Data Collection
1.1 Documentation and Metadata¶
1.1.1 What data will you collect or create?¶
Questions to consider:
What type, format and volume of data?
Do your chosen formats and software enable sharing and long-term access to the data? Are there any existing data that you can reuse?
Give a brief description of the data, including any existing data or third-party sources that will be used, in each case noting its content, type and coverage. Outline and justify your choice of format and consider the implications of data format and data volumes in terms of storage, backup and access.
The project will collect a large amount of primary data including, but not exclusively:
- Site characterization database
- Strong motion database
- Fault geometries
- Fault slip rates
- Earthquake catalogues
- Geodetic data
- Paleoseismic data
Primary data will be several GB in multiple formats. We will use easily read formats such as Excel, csv, and text files where possible.

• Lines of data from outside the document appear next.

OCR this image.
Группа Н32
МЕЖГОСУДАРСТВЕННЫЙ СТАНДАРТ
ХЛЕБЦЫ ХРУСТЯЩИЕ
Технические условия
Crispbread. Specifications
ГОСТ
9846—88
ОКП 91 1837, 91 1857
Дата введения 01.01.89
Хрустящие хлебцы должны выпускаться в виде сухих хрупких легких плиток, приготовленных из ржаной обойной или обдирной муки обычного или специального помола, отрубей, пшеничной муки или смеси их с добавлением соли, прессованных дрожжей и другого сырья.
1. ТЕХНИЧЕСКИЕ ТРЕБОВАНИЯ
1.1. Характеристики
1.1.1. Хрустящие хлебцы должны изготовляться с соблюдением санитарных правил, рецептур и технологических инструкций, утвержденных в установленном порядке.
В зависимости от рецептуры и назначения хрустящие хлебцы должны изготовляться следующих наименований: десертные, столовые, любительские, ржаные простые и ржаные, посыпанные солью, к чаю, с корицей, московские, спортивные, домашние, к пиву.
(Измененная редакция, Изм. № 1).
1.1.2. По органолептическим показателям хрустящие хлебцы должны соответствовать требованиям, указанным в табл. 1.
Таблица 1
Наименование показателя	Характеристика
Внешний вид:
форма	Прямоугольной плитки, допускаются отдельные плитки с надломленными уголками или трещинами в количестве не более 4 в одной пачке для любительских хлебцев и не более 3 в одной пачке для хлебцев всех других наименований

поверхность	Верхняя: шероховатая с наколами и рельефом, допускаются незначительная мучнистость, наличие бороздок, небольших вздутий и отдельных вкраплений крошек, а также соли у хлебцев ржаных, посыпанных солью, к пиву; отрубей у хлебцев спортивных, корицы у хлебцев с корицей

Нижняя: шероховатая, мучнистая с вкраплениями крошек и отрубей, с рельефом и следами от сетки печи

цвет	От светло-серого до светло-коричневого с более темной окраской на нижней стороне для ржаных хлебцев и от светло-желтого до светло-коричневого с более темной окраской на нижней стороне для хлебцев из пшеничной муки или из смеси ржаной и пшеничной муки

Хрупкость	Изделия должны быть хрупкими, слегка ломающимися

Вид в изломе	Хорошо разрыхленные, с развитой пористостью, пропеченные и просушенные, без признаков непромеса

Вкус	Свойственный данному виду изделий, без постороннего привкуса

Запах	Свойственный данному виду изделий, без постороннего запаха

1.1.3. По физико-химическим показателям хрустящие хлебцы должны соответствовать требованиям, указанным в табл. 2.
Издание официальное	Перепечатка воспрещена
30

Intermediate data products produced include:
- Earthquake rupture sets
- Rupture probabilities
- Ground motion models
Formats for intermediate data adhere to standards established by open source software used in the creation and analysis of the data such as OpenQuake and OpenSHA and will comprise many GB.
Final data products include:
- Seismic hazard probability curves
- Seismic hazard disaggregation matrices
Final data will be stored as entries in cloud databases. There will be several TB of final data products.
1.1.2 How will the data be collected or created?¶
Questions to consider:
What standards or methodologies will you use? How will you structure and name your folders and files? How will you handle versioning? What quality assurance processes will you adopt? Outline how the data will be collected/created and which community data standards (if any) will be used. Consider how the data will be organized during the project, mentioning for example naming conventions, version control and folder structures. Explain how the consistency and quality of data collection will be controlled and documented. This may include processes such as calibration, repeat samples or measurements, standardized data capture or recording, data entry validation, peer review of data or representation with controlled vocabularies.
Data will be collected via a diverse set of methods including field studies, geodetic surveys, retrieval of waveforms and earthquake catalogues from GeoNet. Intermediate and final products are produced using publicly available software OpenQuake and OpenSHA and in-house developed software all available under open source licenses.